This image is from the official album cover for 'Liminal Soul,' owned by 2MR.

Kedr Livanskiy takes us to a forest drawn over with dew. She sings to the stars that are somehow clear as ever, and the crowd dances on a bed of moss. The lights and life of the city remain in the distance, sirens become liminal noise.

Livanskiy’s latest release, Liminal Soul, tugs between metal and moss, between nature and the city, and through this creates a post-apocalyptic world where Kedr’s vocals echo endlessly through the darkness.

This was an idea Livanskiy was thinking about when creating and naming the album: “I was trying to feel about the boundary between the opposites — analog and digital, natural and urban, a sound and voice and then erase it. It is such an intense interlacement of meanings, so the music came out liminal, ever-changing, elusive.”

Kedr Livanskiy is the moniker of Yana Kedrina, a Moscow-born singer, DJ and producer. Her past work draws heavily on ’90s techno, footwork and jungle influences layered with an electronic pop that shines through the vocals. Your Need, her 2019 album, was a celebration of life and rebirth. The album, inspired by Livanskiy’s return to DJ-ing, found itself among many mixes and sets.

Livanskiy has reflected on the dance floor’s influence on this album: “The dance floor had shaped me at some time, (but) then it almost suffocated me.” The heavy influence of electronic music remains on Liminal Soul, where instead of completely rebelling from that aspect, Livanskiy creates an expansion, fusing what she learned as a DJ and producing this newer, more personal sound. The new sound utilizes Kedr’s voice as a central ingredient to the album, where compared to her past work it was layered beneath other sounds; on Liminal Soul, the electronic sounds are buried beneath her shining vocals.

“Celestial Ether” starts the album with an entrance similar to Eartheater’s “Airborne Ashes” but quickly diverts, layering Livanskiy’s echoing vocals on top of a breakbeat sound. She places us in a familiar place of breakbeat but challenges the desire to use this sound as something only found in the club. This duo of a breakbeat sound and Livanskiy’s hypnotizing voice is found at later points on the album, too, like “Night.” 

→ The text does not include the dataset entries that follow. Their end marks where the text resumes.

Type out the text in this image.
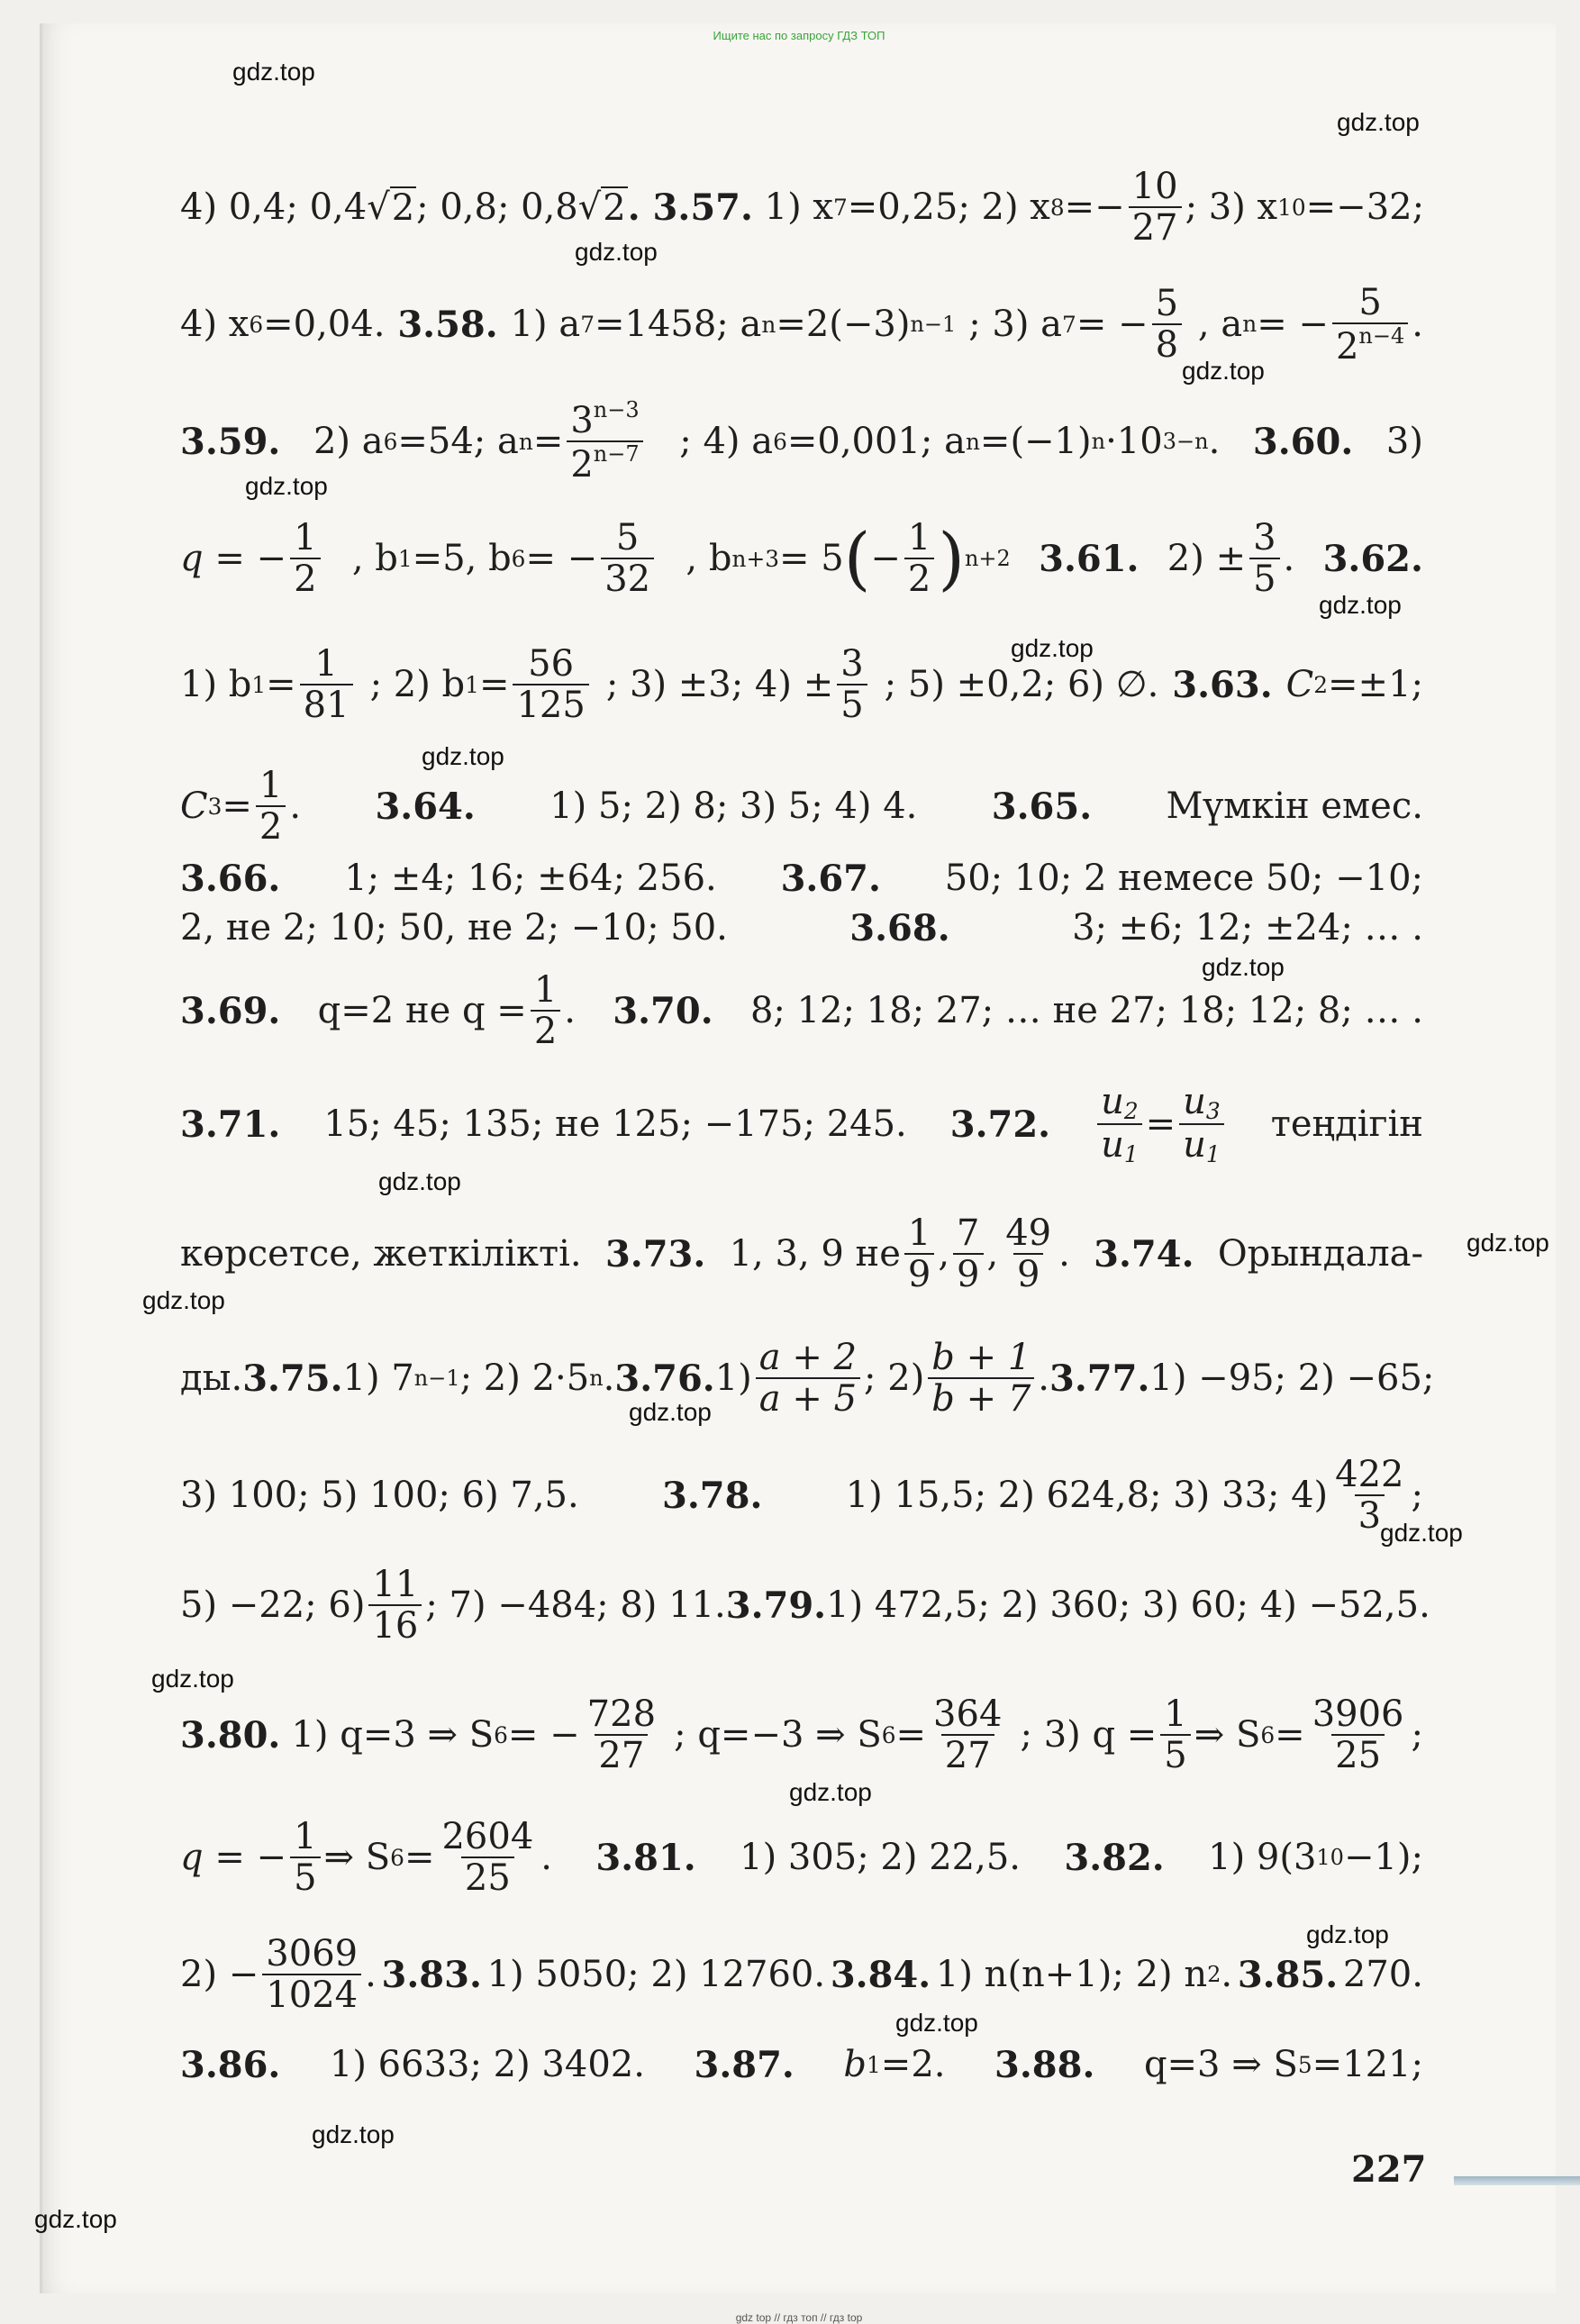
Ищите нас по запросу ГДЗ ТОП
gdz top // гдз топ // гдз top
gdz.top
gdz.top
gdz.top
gdz.top
gdz.top
gdz.top
gdz.top
gdz.top
gdz.top
gdz.top
gdz.top
gdz.top
gdz.top
gdz.top
gdz.top
gdz.top
gdz.top
gdz.top
gdz.top
gdz.top
4) 0,4; 0,4 √ 2 ; 0,8; 0,8 √ 2 . 3.57.
1) x 7 =0,25; 2) x $8 =- \frac{10}{27}$ ; 3) x 10 =−32;
4) x 6 =0,04. 3.58. 1) a 7 =1458; a n =2(−3) n−1 ; 3) a 7 = − $\frac{5}{8}$ , a n = − $\frac{5}{2^{n-4}}$ .
3.59. 2) a 6 =54; a $n = \frac{3^{n-3}}{2^{n-7}}$ ; 4) a 6 =0,001; a n =(−1) n ·10 3−n . 3.60. 3)
q = − $\frac{1}{2}$ , b 1 =5, b 6 = − $\frac{5}{32}$ , b n+3 = 5 ( − $\frac{1}{2}$ ) n+2 3.61. $2) \pm \frac{3}{5}$ . 3.62.
1) b $1 = \frac{1}{81}$ ; 2) b $1 = \frac{56}{125}$ ; 3) ±3; $4) \pm \frac{3}{5}$ ; 5) ±0,2; 6) ∅. 3.63. C 2 =±1;
C $3 = \frac{1}{2}$ . 3.64. 1) 5; 2) 8; 3) 5; 4) 4. 3.65. Мүмкін емес.
3.66. 1; ±4; 16; ±64; 256. 3.67. 50; 10; 2 немесе 50; −10;
2, не 2; 10; 50, не 2; −10; 50.	3.68.	3; ±6; 12; ±24; … .
3.69. q=2 не $q = \frac{1}{2}$ . 3.70. 8; 12; 18; 27; … не 27; 18; 12; 8; … .
3.71. 15; 45; 135; не 125; −175; 245. 3.72. $\frac{u_2}{u_1} = \frac{u_3}{u_1}$ теңдігін
көрсетсе, жеткілікті. 3.73. 1, 3, 9 не $\frac{1}{9}$ , $\frac{7}{9}$ , $\frac{49}{9}$ . 3.74. Орындала-
ды. 3.75. 1) 7 n−1 ; 2) 2·5 n . 3.76. $1) \frac{a + 2}{a + 5}$ ; $2) \frac{b + 1}{b + 7}$ . 3.77. 1) −95; 2) −65;
3) 100; 5) 100; 6) 7,5. 3.78. 1) 15,5; 2) 624,8; 3) 33; $4) \frac{422}{3}$ ;
5) −22; $6) \frac{11}{16}$ ; 7) −484; 8) 11. 3.79. 1) 472,5; 2) 360; 3) 60; 4) −52,5.
3.80. 1) q=3 ⇒ S 6 = − $\frac{728}{27}$ ; q=−3 ⇒ S $6 = \frac{364}{27}$ ; 3) $q = \frac{1}{5}$ ⇒ S $6 = \frac{3906}{25}$ ;
q = − $\frac{1}{5}$ ⇒ S $6 = \frac{2604}{25}$ . 3.81. 1) 305; 2) 22,5. 3.82. 1) 9(3 10 −1);
$2) - \frac{3069}{1024}$ . 3.83. 1) 5050; 2) 12760. 3.84. 1) n(n+1); 2) n 2 . 3.85. 270.
3.86. 1) 6633; 2) 3402. 3.87. b 1 =2. 3.88. q=3 ⇒ S 5 =121;
227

Livanskiy also debuts her first fully English-language track with “Boy,” which stands out on the album with its synth-pop sound. The lyrics reflect on the end of a relationship, which contrasts with the rest of the album’s natural elements and references to the world. Livanskiy thinks of love as an aspect of nature, something necessary in the world she has created.

The simplicity of the lyrics “I’m not lying to you, boy / I don’t know why, but / I can’t be with you, boy” show her grappling with the need to let go, while still holding onto love for this person. She sends her lover into the end of the world alone.

“Stars Light Up” follows with a filtered techno beat coming in and out of the track. Her fragmented vocals sit atop of crashing and mushing effects, and one can almost imagine dancing to this track as the night begins to fade. The final two tracks of the album fully bring this world to an end with “Your Turn,” where one can imagine Livanskiy, like the cover art, turning into some sort of liminal angel and fading into the sky, not letting anyone follow her. “Badlands” perfectly mixes harshness and softness. The fragmented, industrial electronic beginning buries itself beneath her vocals, which remain at the forefront. The world ends, and this is what we hear.